Termination Fees Give
REIT Earnings a Boost
Despite the weak economy, most big real-estate investment trusts that own office properties managed to either meet, beat or come pretty close to earnings expectations in the fourth quarter of 2001.
That isn't necessarily good news.
To understand why, you need to look at what helped boost the REITs' bottom lines. When an office tenant breaks a lease, it usually has to pay the landlord what's called a termination fee. These fees have been climbing as contracting or closing companies scale back or unload their office space. Some office REITs have been adding more fees collected in these lease terminations to their earnings as profit.
Though not huge, the fees are hardly inconsequential.
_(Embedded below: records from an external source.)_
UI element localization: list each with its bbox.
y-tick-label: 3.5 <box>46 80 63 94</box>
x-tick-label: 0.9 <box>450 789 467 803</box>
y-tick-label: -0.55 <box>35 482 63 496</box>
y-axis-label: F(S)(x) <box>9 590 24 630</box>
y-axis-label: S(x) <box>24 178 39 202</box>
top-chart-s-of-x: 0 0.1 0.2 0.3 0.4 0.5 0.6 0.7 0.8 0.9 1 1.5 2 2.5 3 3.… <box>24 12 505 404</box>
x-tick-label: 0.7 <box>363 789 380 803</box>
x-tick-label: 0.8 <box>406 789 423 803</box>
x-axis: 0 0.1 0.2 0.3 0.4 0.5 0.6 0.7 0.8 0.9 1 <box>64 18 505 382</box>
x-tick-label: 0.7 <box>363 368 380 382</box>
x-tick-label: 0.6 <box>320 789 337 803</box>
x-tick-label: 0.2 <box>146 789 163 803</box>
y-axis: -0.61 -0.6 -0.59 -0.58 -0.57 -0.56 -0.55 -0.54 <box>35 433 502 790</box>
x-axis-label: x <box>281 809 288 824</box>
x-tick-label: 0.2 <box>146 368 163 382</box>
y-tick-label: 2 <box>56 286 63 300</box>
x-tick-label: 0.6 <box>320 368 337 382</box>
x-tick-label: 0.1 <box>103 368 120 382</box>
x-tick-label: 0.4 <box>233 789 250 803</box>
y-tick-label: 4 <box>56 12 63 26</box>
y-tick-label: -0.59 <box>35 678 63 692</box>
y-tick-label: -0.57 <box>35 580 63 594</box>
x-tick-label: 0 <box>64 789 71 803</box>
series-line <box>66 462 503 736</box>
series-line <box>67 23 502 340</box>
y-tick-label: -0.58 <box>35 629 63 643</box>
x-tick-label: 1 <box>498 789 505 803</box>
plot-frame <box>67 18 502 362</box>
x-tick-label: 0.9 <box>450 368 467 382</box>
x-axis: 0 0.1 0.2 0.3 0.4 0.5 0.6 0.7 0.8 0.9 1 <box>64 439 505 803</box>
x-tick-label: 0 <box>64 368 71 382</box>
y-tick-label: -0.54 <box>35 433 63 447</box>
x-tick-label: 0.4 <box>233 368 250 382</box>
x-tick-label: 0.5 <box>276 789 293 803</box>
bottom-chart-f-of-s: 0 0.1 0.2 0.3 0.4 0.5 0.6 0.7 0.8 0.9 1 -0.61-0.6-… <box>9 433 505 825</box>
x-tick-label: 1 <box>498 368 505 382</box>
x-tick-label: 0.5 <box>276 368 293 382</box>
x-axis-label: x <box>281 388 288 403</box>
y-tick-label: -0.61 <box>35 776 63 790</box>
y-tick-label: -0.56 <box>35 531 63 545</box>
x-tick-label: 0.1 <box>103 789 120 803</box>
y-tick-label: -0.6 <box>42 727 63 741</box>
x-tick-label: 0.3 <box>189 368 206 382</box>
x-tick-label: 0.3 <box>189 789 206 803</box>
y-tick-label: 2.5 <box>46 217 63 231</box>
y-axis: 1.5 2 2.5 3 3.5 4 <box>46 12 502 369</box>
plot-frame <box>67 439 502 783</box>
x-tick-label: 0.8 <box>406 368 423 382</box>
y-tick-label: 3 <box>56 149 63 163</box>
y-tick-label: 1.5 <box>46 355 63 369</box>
Equity Office Properties Trust, the nation's largest office landlord, would have missed analysts' estimates for fourth-quarter results had it not been for the $24.4 million it generated in lease-termination fees. The Chicago-based REIT's 82 cents a share in funds from operations -- a supplemental earnings measure used to gauge REITs' financial performance -- came in line with estimates compiled by Thomson Financial/First Call. The fees amounted to about three cents a share.
Duke Realty Corp., Indianapolis, missed analysts' estimates by two cents a share, but the gap would have been wider had it not been for its lease-termination fees. Duke reported funds from operations of 63 cents a share for the fourth quarter. If not for the $8.4 million in lease-termination fees it booked for the quarter, funds from operations would have been five cents lower, or 58 cents a share.
"We're seeing the numbers positively impacted," says Gregory J. Whyte, an analyst at Morgan Stanley in New York, "but it begs the question, how would earnings have been without them?"
Tom Peck, a spokesman for Duke, says the company expects to book nearly $2 million more in lease-termination fees this year than last, mostly in the first and second quarters. He says the company would agree to a lease termination if "we can negotiate a price where we are extremely comfortable that we can re-lease the space in a time frame and a cost that allows us to make more money than we would have made had we not accepted the buyout."
But the fees are a double-edged sword. While they help the landlord cover a portion of the rental income they lose while the space is vacant, they also mean the space is vacant.
Another downside: "They're a one-time, positive impact, not necessarily recurring," says Mr. Whyte. "And one gets an increase in vacancies" at a time when demand for office space has fallen.
In more flush times, termination fees were hardly a bad thing: REITs pocketed the fees, then re-leased the vacant space so quickly that they were, in effect, getting a double pop on income from the space. "Now they're getting term fees and not re-leasing the space as quickly," says John Lutzius, an analyst at Green Street Advisors Inc., Newport Beach, Calif., "so they're only getting partially compensated for the space."
For that very reason, some REITs have gotten stricter about tenants' ability to break leases, and not every office REIT recorded increases in term fees during the fourth quarter.
"Given the softness of the real-estate market, we have made it so that most tenants would find terminating their leases un-economic," says Phil Hawkins, chief operating officer of CarrAmerica Realty Corp., a Washington, D.C.-based office REIT that recorded $6.8 million in term fees in 2000, compared with $2.5 million in 2001.
"We're more conservative in assumptions to lease up that space now," he says, whereas in the past, the company often was able to get a replacement tenant quickly.